The Jerusalem Perinatal Study cohort provides a unique opportunity to study long-term implications of obstetric events and complications in a population of diverse ethnicities, including a large proportion of individuals of West Asian and North African origin. This population has already provided novel findings on the association between preeclampsia and cancer,27 findings that were contrary to those of Northern European cohorts. Indeed, in our study, stratification by country of origin demonstrated a significant association between stillbirths and long-term mortality, especially among mothers of North African origin. A previous study in Israel demonstrated that socioeconomic status was a major confounder in the association between country of origin and mortality,28 but in our study, country of origin was not a confounder but rather a modifier.
Women of North African origin who had stillbirth experienced an increased risk of death from cancer, as well as from cardiovascular and renal causes. The modification by origin seen in our study could be attributed to genetic factors unique to North African Jews, such as the ataxia telangiectasia (ATM) gene. Jews of Moroccan origin have a carrier rate of mutated ATM alleles of 0.6–12.5%.29–31 Although no association has been described between carriership of ATM mutations and stillbirth, it is interesting to mention that, although carriers of ATM are considered to be asymptomatic, they have been found to have increased risk of deaths due to all causes combined as well as deaths from cancer and from ischemic heart diseases.32
Our study's limitations include information on stillbirths only during data collection (1964–1976) and not throughout the entire reproductive history of the study population. Therefore, there might be events of stillbirth among women considered to be nonexposed either before or after data collection. However, when data analysis was restricted to women who had a stillbirth in their first birth, the association remained practically unchanged, and there was no effect modification by birth order of stillbirth.

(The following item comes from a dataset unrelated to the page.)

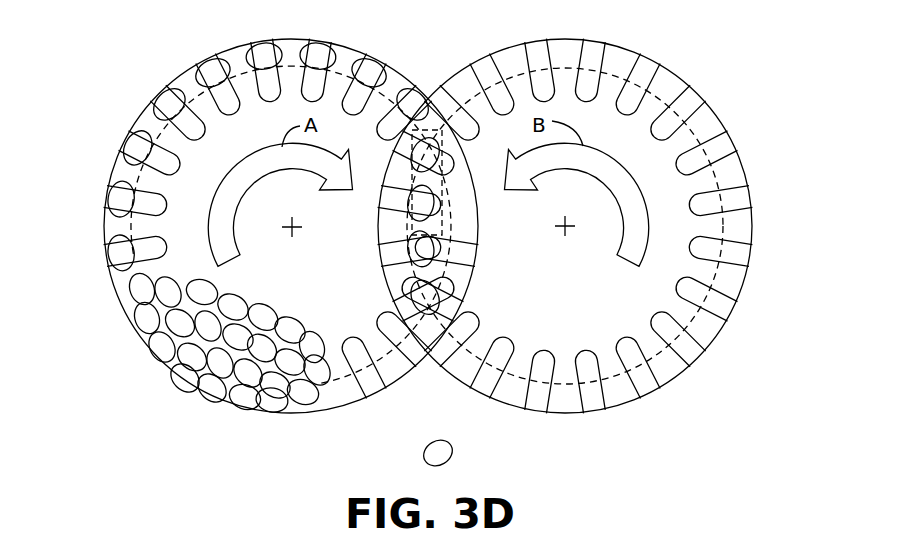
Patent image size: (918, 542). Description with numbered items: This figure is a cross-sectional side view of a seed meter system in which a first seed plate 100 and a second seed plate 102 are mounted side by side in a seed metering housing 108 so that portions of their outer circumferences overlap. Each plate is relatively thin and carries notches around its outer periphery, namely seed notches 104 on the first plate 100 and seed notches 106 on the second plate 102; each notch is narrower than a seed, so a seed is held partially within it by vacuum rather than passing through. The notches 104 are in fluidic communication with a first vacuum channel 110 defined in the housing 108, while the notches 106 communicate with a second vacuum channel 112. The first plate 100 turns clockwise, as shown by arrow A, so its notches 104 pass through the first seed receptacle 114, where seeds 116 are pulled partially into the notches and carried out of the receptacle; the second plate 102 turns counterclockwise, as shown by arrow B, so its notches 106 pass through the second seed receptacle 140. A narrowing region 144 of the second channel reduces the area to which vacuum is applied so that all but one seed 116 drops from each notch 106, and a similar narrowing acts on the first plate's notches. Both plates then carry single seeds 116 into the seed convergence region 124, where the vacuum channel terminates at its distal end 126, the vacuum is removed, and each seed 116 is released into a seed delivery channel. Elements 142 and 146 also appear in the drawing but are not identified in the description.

Our study suggests that women who experienced stillbirths might be at increased risk for long-term mortality. Additional research is required to establish whether this is a universal phenomenon or one that is specific to certain ethnic groups. If our findings are confirmed, women who experience stillbirths make up a population at risk who will require careful follow-up and perhaps screening for cardiovascular and renal diseases. Knowledge of this possible risk factor may have implications for the primary care of women in the setting of the obstetric and gynecology clinic.33,34
We performed a PubMed search. Search terms used included “fetal death(s),” “stillbirth(s),” “mortality,” “risk,” “mothers,” “maternal,” “long-term,” and “outcomes.” We also searched via references of papers on stillbirths and papers on mortality of parents after preeclampsia or low birth weight. In addition, we looked through the “related articles” search of these papers. There was no time or language limit on the search.
This study is the first report on the association between stillbirths and long-term maternal mortality. Further studies are needed to support our findings and to elucidate the mechanisms underlying the associations between reproductive complications and events and premature death in women.